Otro problema del guion es su escasa verosimilitud, pues desde el inicio el espectador debe contar con la suficiente fuerza de voluntad como para creer que casi todos los sospechosos de la película han olvidado sus malas acciones. Solo pueden recordarlas mediante la hipnosis regresiva. Pero, los agujeros del guion no terminan en ese punto. Los personajes realizan excesivas deducciones acertadas sin ninguna base y, para concluir, el filme cuenta con un giro final tan forzado como previsible.

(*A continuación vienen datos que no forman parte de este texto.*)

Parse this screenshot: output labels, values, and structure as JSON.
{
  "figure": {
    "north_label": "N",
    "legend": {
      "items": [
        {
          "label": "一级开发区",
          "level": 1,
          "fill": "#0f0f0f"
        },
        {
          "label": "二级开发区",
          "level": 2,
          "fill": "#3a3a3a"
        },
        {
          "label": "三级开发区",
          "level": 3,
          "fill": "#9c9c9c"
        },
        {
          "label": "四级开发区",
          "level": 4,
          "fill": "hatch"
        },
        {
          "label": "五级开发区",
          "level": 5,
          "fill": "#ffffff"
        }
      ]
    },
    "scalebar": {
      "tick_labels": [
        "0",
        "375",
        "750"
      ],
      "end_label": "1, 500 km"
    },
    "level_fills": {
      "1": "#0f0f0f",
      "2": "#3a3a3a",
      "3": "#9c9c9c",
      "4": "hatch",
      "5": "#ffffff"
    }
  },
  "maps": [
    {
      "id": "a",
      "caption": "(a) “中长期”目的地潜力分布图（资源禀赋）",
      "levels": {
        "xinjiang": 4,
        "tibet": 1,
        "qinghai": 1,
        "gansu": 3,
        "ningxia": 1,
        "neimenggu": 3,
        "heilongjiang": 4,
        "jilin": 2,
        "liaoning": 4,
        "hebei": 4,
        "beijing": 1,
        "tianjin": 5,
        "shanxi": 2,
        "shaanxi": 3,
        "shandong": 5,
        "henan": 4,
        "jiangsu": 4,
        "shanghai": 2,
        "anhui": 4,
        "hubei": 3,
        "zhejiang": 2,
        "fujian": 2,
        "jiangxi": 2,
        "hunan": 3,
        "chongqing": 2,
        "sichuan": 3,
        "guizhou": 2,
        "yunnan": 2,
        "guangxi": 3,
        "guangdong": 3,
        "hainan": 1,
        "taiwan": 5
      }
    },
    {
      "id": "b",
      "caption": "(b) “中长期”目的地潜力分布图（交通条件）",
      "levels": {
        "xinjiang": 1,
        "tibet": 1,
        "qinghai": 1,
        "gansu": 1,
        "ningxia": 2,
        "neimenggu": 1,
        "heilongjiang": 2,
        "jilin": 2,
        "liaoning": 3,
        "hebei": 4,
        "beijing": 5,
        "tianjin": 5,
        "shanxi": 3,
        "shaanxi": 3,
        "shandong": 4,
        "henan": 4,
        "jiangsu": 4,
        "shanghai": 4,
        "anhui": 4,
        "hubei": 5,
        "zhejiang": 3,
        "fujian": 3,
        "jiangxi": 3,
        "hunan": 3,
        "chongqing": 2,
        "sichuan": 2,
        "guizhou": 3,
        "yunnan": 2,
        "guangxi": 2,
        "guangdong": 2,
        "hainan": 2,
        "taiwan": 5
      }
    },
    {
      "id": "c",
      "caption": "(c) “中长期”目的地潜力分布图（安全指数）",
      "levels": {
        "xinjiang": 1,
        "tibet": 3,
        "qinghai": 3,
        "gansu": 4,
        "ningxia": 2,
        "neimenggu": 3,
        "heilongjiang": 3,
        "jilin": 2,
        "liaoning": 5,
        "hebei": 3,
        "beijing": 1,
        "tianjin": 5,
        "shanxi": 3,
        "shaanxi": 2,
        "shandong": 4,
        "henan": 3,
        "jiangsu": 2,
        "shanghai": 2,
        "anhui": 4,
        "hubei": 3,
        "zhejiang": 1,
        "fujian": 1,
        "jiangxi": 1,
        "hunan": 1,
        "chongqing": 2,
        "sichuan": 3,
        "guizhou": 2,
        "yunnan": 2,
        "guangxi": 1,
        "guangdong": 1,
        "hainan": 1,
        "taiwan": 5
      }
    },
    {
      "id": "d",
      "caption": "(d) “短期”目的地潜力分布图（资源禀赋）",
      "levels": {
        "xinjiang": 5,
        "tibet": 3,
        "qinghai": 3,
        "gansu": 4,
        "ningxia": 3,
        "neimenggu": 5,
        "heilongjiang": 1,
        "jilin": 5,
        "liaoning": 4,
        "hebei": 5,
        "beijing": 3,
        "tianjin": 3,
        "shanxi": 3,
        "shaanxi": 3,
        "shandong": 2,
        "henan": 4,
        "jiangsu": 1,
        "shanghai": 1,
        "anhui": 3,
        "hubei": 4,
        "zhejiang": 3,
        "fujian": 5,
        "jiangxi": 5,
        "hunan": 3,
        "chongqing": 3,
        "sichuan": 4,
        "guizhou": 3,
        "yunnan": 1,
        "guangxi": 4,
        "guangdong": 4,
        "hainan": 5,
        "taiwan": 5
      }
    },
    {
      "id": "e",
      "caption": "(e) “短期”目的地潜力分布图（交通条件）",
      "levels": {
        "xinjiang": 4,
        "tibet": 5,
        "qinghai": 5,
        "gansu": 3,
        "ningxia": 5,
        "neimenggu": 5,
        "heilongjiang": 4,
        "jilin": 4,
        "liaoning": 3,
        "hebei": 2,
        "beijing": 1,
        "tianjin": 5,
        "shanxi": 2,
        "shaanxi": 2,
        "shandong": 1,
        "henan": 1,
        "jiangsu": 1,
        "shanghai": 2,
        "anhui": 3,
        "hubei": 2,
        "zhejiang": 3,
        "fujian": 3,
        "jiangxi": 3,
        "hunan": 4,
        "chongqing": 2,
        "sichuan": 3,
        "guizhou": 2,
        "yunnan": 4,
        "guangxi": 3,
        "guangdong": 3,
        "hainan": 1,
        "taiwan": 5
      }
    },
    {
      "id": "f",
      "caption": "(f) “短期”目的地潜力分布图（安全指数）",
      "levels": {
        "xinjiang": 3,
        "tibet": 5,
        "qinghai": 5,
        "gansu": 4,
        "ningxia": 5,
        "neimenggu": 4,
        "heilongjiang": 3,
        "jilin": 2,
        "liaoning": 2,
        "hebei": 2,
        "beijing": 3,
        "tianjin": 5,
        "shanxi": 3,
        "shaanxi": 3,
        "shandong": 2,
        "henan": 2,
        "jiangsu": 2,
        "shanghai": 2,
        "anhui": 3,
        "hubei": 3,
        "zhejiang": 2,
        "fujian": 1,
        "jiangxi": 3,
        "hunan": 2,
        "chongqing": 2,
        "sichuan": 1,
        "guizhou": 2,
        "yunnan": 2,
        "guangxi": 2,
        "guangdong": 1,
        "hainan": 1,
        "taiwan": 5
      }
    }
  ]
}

Este, pese a plantear una reflexión interesante y actual sobre la manipulación de la población, también desacredita gran parte de lo mostrado durante la película. Algo similar sucedía en Luces rojas, de Rodrigo Cortés. Se planteaba y parecía defender una tesis que después se desechaba. Sin embargo, Amenábar ya había demostrado su capacidad para introducir acertados giros finales en Los otros. Esta vez, ha tenido peor suerte.

Como ya es habitual en la filmografía del director nacido en Chile, la película también sirve para enfrentar la religión con la ciencia, aunque, tampoco en ese apartado le ha sonreído la fortuna, pues los subrayados en los diálogos resultan demasiado evidentes. Lo mismo sucede con los detalles pretendidamente sutiles. Bruce Kenner, ateo, empieza a cuestionar sus principios. Entonces, Angela le regala una Biblia que él guarda en la guantera del coche.

Al menos, los apartados técnicos son excelentes, con una fotografía gris en escenarios lluviosos que transmite la angustia y la opresión que el guion solo en ocasiones consigue retratar. La banda sonora y el montaje del sonido también contribuyen a esa labor. En cuanto a los actores, hacen lo que pueden con unos personajes muy planos. Ethan Hawke y David Thewlis aportan su oficio y Emma Watson, más secundaria de lo que la promoción hace pensar, opta por la sobreactuación con un personaje que no parece comprender del todo.

Regression_Foto_película_8474

La asesina y la vaca cinéfila

Más allá de la sección oficial, este viernes también ha levantado el telón el apartado Perlas, que recoge los títulos más destacados presentados en otros festivales durante todo el año. La encargada de romper el hielo ha sido The Assassin, del taiwanés Hou Hsiao-Hsien, ganadora del premio a la mejor dirección en el pasado festival de Cannes. Como ya hiciera dos años atrás Wong Kar-wai con The Grandmaster, el reconocido cineasta oriental adapta a su estilo particular las reglas del cine de artes marciales.

Ambientada en la China del siglo IX d. C., narra la historia de una asesina enviada por su maestra a acabar con la vida de su primo. La joven se debatirá entre cumplir con el encargo o actuar de acuerdo con su moral. Aunque nos encontramos ante un espectáculo visual de primer orden, con una fotografía espléndida que recuerda a las pinturas tradicionales orientales y juega con los tejidos y texturas de su no menos brillante vestuario, el ritmo narrativo excesivamente pausado convierte en una tarea ardua la visión de la película. Además. la lejanía del contexto histórico dificulta aún más seguir el argumento de The Assassin.

Nie_yinniang_-_The_Assassin_Foto_película_9460

Por supuesto, no solo de amor al cine viven (pueden vivir) los festivales. También son necesarios apoyos económicos que conviertan los certámenes en actividades viables. Por ello, uno de los principales patrocinadores del Zinemaldi ha aprovechado la ocasión para presentar un cortometraje promocional dirigido por Paco León y protagonizado por Carmen Maura y Secun de la Rosa. Vaca Paloma es la historia de una vaca cinéfila, una madre y su hijo.

Aunque el objetivo de la presentación era concienciar sobre la importancia de la eficiencia energética, el director y los actores han destacado la experiencia positiva del rodaje. León no ha dudado en subrayar la buena mano de Maura con la vaca y la propia aludida ha asegurado que el rodaje le permitió recuperar la pasión por el cine tras un rodaje desafortunado en México. La ganadora del Premio Donostia en 2013 también ha expresado su deseo de volver a trabajar con el realizador de Carmina y amén.